I am not very mechanically minded, but how can the motor be blown and the wipers still work on some settings? I could understand that some nylons gears could be stripped or something, but the whole thing knackered?

She also said that if it had failed in use that it would have been covered by the warranty, but because I mentioned the ice that it wouldn't. That hardly seems fair. It's not as if it was my fault. It's not as if they tell you to turn off your wipers everytime you leave the vehicle just in case it snows. I'm thinking of taking it to the dealers in the next town and just telling them it happened as I was driving along!! 

Also on the quote she handed me for the part it says it is called a N/STOCK CONROD ASSY £201.85 +vat.
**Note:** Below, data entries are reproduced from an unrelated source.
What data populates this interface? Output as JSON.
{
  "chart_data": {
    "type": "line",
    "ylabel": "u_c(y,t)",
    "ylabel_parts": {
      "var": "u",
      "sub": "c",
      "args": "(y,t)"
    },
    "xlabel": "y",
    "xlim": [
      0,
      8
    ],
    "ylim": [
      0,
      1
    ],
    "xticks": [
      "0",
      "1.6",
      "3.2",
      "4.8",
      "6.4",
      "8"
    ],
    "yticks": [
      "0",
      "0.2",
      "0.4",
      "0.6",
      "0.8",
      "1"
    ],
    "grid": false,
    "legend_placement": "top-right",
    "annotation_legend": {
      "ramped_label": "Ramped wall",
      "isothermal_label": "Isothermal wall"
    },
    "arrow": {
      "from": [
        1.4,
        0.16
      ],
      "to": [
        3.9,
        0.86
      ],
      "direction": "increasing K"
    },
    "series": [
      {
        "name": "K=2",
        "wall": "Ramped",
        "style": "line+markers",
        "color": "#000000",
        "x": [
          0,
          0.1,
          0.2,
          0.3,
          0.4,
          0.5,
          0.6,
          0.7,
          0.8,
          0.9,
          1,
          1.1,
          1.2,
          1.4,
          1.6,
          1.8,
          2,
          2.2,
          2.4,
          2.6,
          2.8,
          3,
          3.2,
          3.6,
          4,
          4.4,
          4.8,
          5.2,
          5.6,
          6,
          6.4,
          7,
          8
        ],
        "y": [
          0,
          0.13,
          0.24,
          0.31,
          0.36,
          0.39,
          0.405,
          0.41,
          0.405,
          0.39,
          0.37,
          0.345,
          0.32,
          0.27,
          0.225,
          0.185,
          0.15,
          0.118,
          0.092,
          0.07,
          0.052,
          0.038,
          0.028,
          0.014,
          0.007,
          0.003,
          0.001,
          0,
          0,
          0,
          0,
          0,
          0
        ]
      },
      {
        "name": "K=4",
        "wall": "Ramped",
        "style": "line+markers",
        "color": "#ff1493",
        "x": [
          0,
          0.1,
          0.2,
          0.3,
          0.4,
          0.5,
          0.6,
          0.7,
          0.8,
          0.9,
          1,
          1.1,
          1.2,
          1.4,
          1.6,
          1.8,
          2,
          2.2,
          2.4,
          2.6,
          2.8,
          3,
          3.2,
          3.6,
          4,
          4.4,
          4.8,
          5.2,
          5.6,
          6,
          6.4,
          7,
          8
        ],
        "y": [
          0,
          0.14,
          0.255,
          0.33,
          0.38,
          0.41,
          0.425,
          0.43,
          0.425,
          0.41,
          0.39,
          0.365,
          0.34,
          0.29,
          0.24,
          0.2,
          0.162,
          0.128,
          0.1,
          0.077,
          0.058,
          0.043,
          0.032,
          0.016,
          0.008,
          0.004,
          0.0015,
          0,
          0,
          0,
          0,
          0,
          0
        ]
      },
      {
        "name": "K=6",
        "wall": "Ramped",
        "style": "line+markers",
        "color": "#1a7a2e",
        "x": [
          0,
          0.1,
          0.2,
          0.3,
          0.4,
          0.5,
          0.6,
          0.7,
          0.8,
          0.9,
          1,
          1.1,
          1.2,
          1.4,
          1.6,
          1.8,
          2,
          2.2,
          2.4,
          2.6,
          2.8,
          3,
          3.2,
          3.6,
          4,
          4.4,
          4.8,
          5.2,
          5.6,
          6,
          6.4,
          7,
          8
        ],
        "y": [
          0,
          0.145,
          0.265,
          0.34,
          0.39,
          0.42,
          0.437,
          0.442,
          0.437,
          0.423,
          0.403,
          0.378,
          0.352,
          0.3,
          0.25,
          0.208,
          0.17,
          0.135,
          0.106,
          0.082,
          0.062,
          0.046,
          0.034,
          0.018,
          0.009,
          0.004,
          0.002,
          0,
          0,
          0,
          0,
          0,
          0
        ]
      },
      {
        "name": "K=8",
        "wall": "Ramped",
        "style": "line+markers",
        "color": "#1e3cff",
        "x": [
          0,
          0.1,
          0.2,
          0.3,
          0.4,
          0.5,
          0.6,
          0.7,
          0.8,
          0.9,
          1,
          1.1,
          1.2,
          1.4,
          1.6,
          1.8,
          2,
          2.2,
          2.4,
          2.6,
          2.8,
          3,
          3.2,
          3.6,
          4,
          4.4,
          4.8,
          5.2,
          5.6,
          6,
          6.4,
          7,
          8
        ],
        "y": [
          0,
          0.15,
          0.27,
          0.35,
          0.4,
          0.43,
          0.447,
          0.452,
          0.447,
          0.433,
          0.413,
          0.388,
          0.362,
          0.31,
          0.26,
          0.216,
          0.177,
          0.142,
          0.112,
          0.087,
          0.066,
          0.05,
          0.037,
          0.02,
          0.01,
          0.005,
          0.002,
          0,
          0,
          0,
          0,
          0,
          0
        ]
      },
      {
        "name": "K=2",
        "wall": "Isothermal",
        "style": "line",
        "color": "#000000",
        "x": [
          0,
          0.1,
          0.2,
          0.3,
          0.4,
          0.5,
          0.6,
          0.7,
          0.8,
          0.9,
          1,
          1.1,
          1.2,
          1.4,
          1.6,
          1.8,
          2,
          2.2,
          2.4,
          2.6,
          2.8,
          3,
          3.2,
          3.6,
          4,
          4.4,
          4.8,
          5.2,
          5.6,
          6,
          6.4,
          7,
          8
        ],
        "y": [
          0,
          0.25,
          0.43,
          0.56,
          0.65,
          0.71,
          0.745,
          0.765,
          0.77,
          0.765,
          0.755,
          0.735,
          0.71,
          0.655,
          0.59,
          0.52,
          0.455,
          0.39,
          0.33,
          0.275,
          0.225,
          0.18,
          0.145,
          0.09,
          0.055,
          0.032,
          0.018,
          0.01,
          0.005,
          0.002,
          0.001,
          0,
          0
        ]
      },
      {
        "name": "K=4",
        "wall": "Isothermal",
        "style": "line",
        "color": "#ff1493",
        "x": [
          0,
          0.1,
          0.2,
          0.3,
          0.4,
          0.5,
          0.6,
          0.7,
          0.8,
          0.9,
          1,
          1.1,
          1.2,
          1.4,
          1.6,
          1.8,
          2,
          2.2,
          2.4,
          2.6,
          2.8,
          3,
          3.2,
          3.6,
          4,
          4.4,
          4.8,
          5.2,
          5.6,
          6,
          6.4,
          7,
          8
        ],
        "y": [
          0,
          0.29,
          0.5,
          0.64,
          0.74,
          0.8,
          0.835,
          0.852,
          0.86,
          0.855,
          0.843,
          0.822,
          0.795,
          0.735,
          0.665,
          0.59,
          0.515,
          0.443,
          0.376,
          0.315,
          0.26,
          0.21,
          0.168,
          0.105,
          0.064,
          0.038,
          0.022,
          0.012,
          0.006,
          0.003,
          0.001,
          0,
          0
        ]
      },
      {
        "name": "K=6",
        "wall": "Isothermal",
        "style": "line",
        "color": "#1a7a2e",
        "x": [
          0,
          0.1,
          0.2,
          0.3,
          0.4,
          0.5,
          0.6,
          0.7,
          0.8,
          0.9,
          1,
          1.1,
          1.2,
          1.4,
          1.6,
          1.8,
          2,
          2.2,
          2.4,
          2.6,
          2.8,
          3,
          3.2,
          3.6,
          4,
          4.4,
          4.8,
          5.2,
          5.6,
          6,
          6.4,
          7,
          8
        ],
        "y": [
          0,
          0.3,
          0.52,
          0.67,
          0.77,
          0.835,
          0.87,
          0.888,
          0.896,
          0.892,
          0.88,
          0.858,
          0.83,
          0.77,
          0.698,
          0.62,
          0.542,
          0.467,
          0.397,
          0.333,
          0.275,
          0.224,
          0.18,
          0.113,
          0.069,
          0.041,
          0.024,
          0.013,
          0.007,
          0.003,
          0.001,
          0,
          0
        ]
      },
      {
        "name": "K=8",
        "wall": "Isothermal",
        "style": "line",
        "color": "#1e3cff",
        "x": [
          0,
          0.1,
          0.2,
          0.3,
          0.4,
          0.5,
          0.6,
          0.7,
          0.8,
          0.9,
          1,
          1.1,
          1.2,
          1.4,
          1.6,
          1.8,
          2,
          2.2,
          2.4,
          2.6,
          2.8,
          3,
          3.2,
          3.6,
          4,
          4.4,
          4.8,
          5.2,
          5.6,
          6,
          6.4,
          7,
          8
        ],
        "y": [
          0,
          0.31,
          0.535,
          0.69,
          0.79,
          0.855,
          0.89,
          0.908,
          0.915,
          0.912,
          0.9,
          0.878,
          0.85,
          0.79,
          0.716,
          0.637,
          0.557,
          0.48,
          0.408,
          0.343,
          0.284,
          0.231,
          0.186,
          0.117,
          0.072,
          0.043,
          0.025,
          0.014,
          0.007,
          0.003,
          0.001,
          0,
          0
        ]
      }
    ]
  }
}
Does that even sound like the right part or price? 

I'm going to have a look at it in the morning before booking it in, but does anyone have any thoughts?

Thankyou


----------



## Deleted member 3270 (Jan 31, 2012)

brettandsandra said:


> Hi everyone. I'm hoping someone may be able to help me.
> 
> I started the van this morning to warm it up and didn't realise that the wipers had been left on from last time and were frozen solid to the windscreen. I turned them off, but when I tried to use them later they would only work on fast. The intermittent and normal speed did not work at all. The setting where you can do one pass manually also works.
> 
> ...



sounds to me that is blown a resistor in the wiper motor unit itself and can only be rectified by changing the full unit maybe you can get a second hand unit ?


----------



## Techno100 (Jan 31, 2012)

Take it to another dealer and DONT mention the ice


----------



## brettandsandra (Feb 1, 2012)

basildog said:


> Yes I would just act dumb



Now that is something I can do!


Thanks for the feedback everyone.

I've got it booked in with another Peugeot dealer tomorrow and the guy seems to think it should be covered by the warranty.

Didn't mention the ice!!!


If I don't get any joy there, it will be down the local garage and a second hand part from the scrap yard. Starting to cut things a bit fine. Got a ferry crossing to Santander booked for the 14th.


----------



## arc (Feb 1, 2012)

*relay switch*

hi brett had the same thing hapened to me on a ldv convoy peugeot engine it turned out to be the wiper relay switch £15.00ish the relay switches are inside above the passenger wheel arch under dash good luck


----------



## veedubmatt (Feb 1, 2012)

it should not be the motor as it works on one speed first thing i would do is check the wiper relay im sure the relay tells the motor what to do ie fast/slow


----------